Walking outdoors in fresh air and pleasant scenery should boost mood even more than trudging on a treadmill in the lab. If you are feeling down, let your feet do the walking to a better outlook.


Walking and exercise has benefits beyond the merely physical. Many people walk as much for mental and spiritual well-being as for fitness.

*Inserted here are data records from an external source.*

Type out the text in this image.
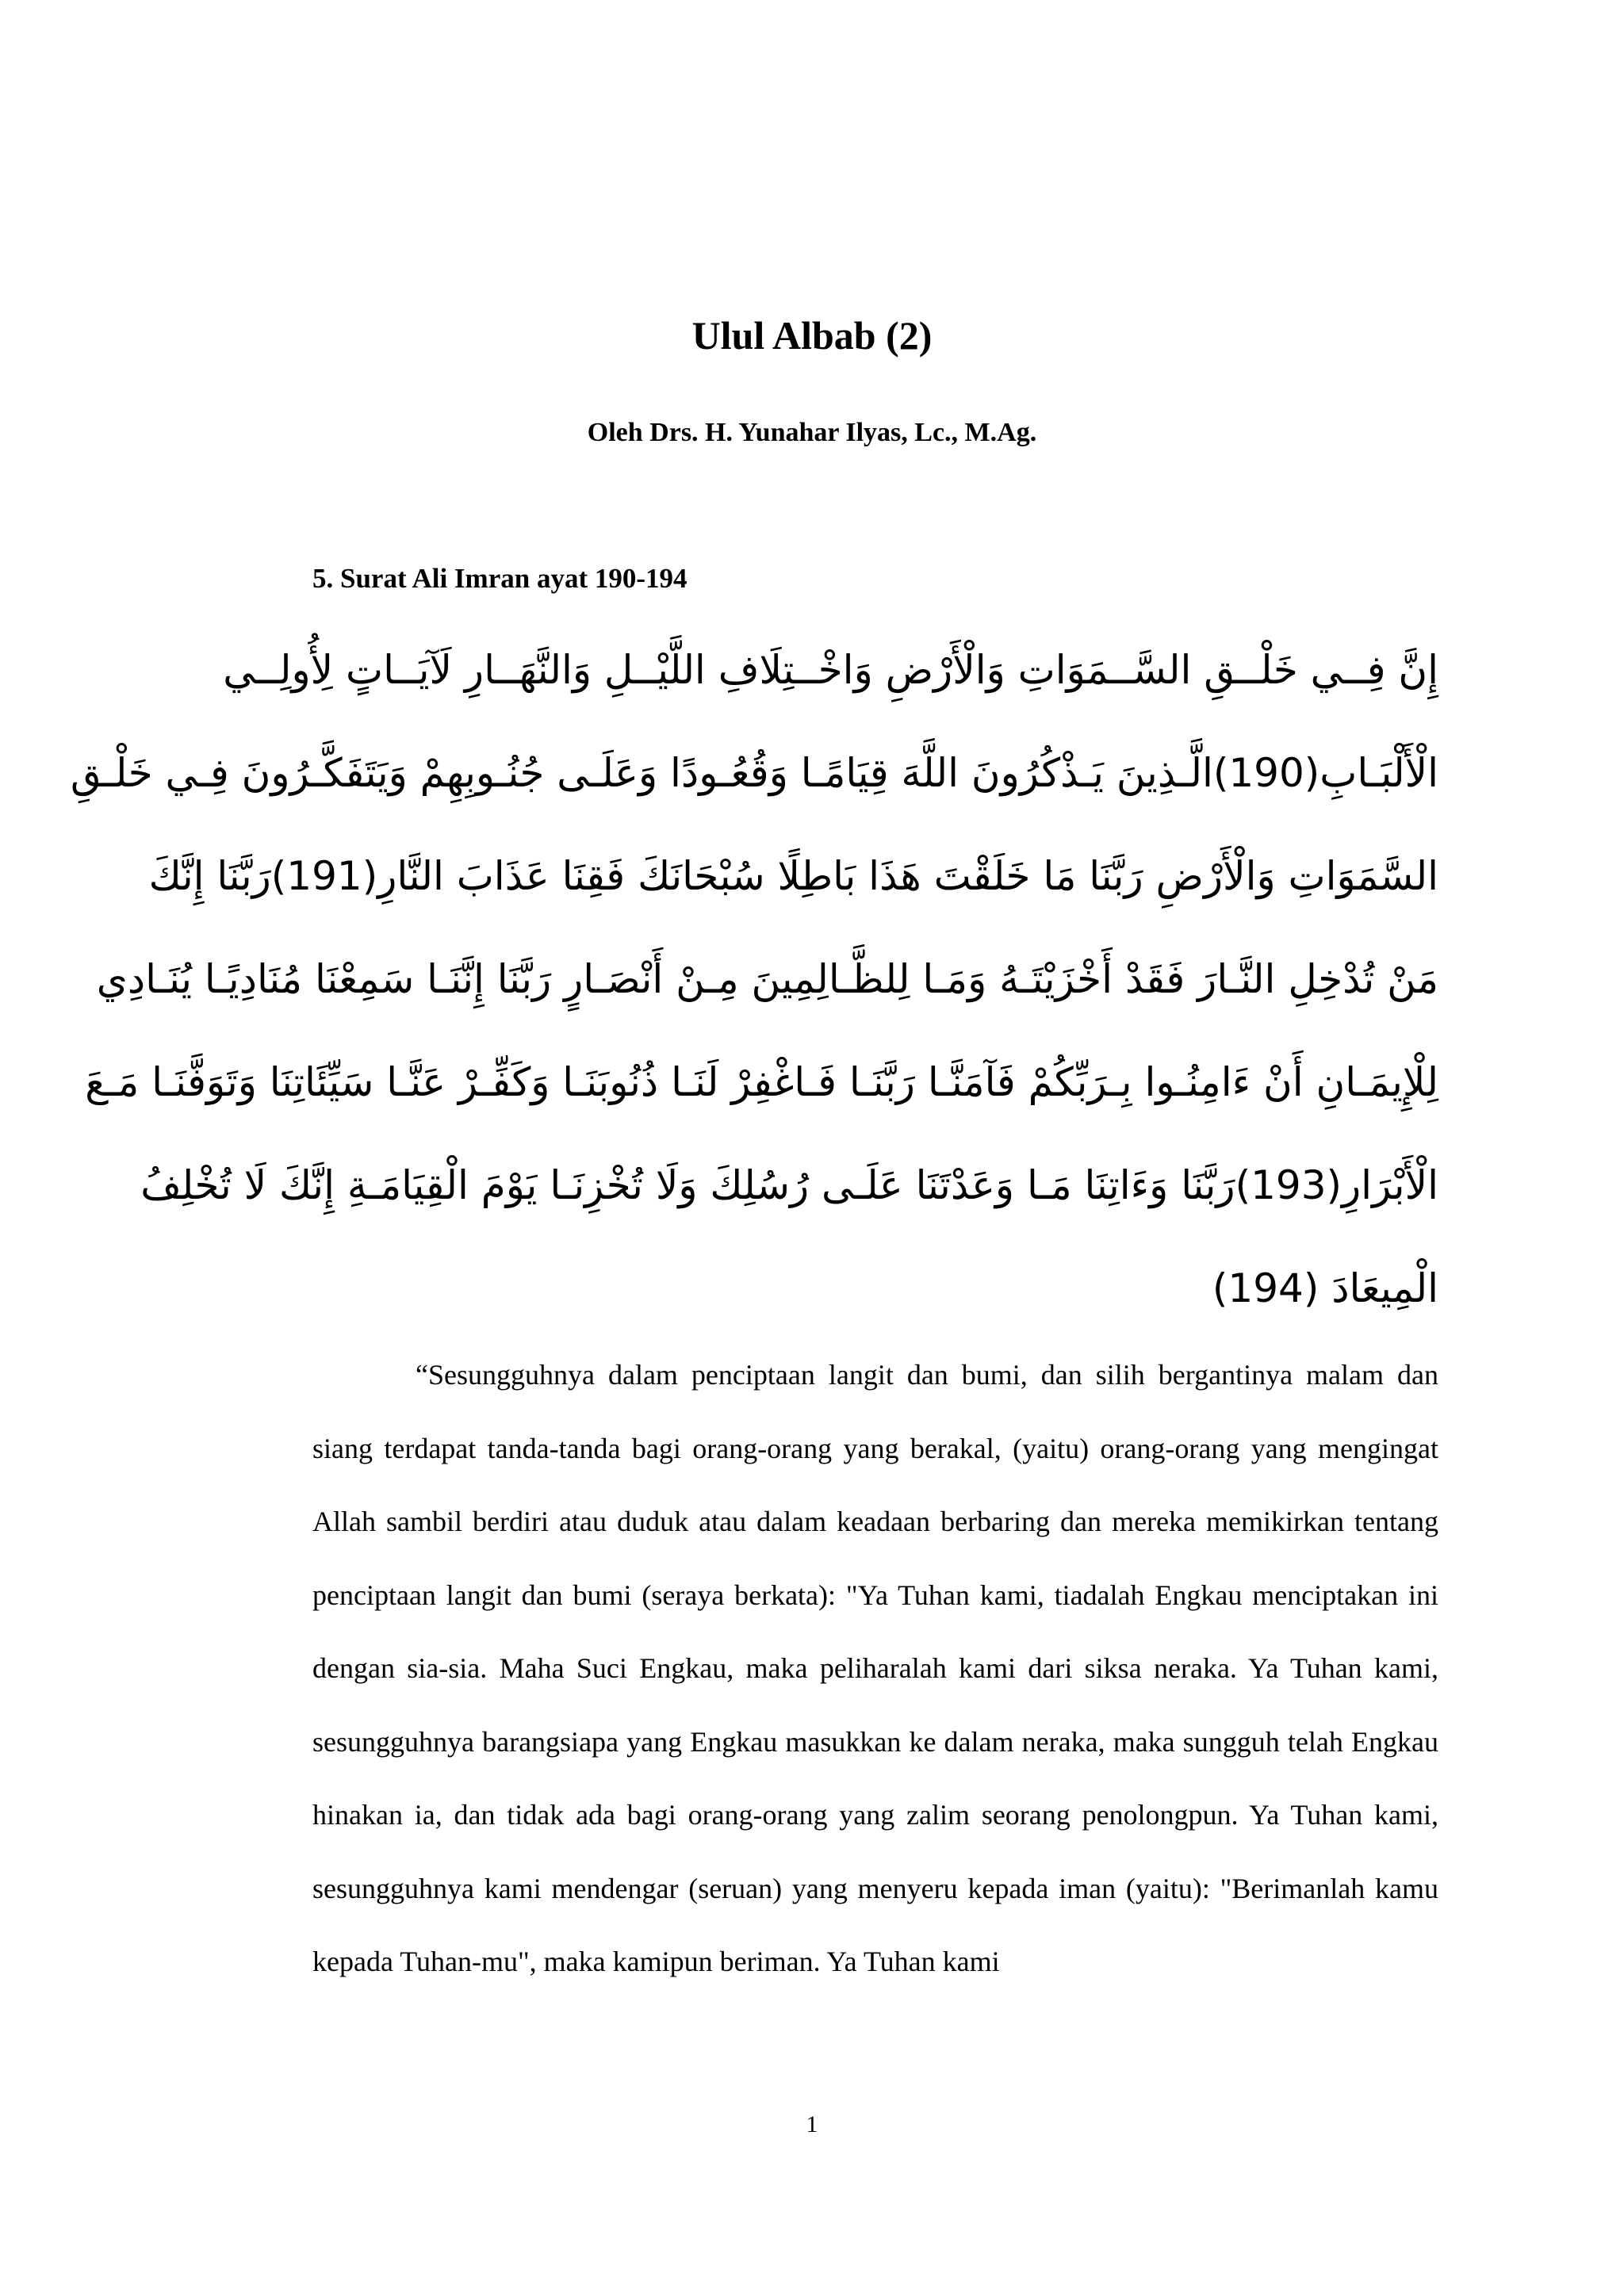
Ulul Albab (2)

Oleh Drs. H. Yunahar Ilyas, Lc., M.Ag.

5. Surat Ali Imran ayat 190-194

إِنَّ فِــي خَلْــقِ السَّــمَوَاتِ وَالْأَرْضِ وَاخْــتِلَافِ اللَّيْــلِ وَالنَّهَــارِ لَآيَــاتٍ لِأُولِــي
الْأَلْبَـابِ(190)الَّـذِينَ يَـذْكُرُونَ اللَّهَ قِيَامًـا وَقُعُـودًا وَعَلَـى جُنُـوبِهِمْ وَيَتَفَكَّـرُونَ فِـي خَلْـقِ
السَّمَوَاتِ وَالْأَرْضِ رَبَّنَا مَا خَلَقْتَ هَذَا بَاطِلًا سُبْحَانَكَ فَقِنَا عَذَابَ النَّارِ(191)رَبَّنَا إِنَّكَ
مَنْ تُدْخِلِ النَّـارَ فَقَدْ أَخْزَيْتَـهُ وَمَـا لِلظَّـالِمِينَ مِـنْ أَنْصَـارٍ رَبَّنَا إِنَّنَـا سَمِعْنَا مُنَادِيًـا يُنَـادِي
لِلْإِيمَـانِ أَنْ ءَامِنُـوا بِـرَبِّكُمْ فَآمَنَّـا رَبَّنَـا فَـاغْفِرْ لَنَـا ذُنُوبَنَـا وَكَفِّـرْ عَنَّـا سَيِّئَاتِنَا وَتَوَفَّنَـا مَـعَ
الْأَبْرَارِ(193)رَبَّنَا وَءَاتِنَا مَـا وَعَدْتَنَا عَلَـى رُسُلِكَ وَلَا تُخْزِنَـا يَوْمَ الْقِيَامَـةِ إِنَّكَ لَا تُخْلِفُ
الْمِيعَادَ (194)

“Sesungguhnya dalam penciptaan langit dan bumi, dan silih bergantinya malam dan siang terdapat tanda-tanda bagi orang-orang yang berakal, (yaitu) orang-orang yang mengingat Allah sambil berdiri atau duduk atau dalam keadaan berbaring dan mereka memikirkan tentang penciptaan langit dan bumi (seraya berkata): "Ya Tuhan kami, tiadalah Engkau menciptakan ini dengan sia-sia. Maha Suci Engkau, maka peliharalah kami dari siksa neraka. Ya Tuhan kami, sesungguhnya barangsiapa yang Engkau masukkan ke dalam neraka, maka sungguh telah Engkau hinakan ia, dan tidak ada bagi orang-orang yang zalim seorang penolongpun. Ya Tuhan kami, sesungguhnya kami mendengar (seruan) yang menyeru kepada iman (yaitu): "Berimanlah kamu kepada Tuhan-mu", maka kamipun beriman. Ya Tuhan kami

1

Can walking make you happy? Can it help you deal with life stress? Can it help you work through relationship problems? Can it lead to a deeper spiritual and religious life? For many, the answer is yes.


This is Your Brain on Walking


Exercise, such as walking, increases the blood flow to the brain. A 1999 study of people over 60 found that walking 45 minutes a day at 16-minute mile pace increased the thinking skills of those over 60. The participants started at 15 minutes of walking and built up their time and speed. The result was that the same people were mentally sharper after taking up this walking program.

Get smart - get walking. 


Walking can help relieve stress.  A Nov. 9, 1999 study published in the Annals of Behavioral Medicine showed that university students who walked and did other easy to moderate exercise regularly had lower stress levels than couch potatoes or those who exercised strenuously.


Walking gives you time to think, as well as time to get away from the stressors. Getting out of the stressful environment, breathing the air and feeling your body move is natural stress-relief.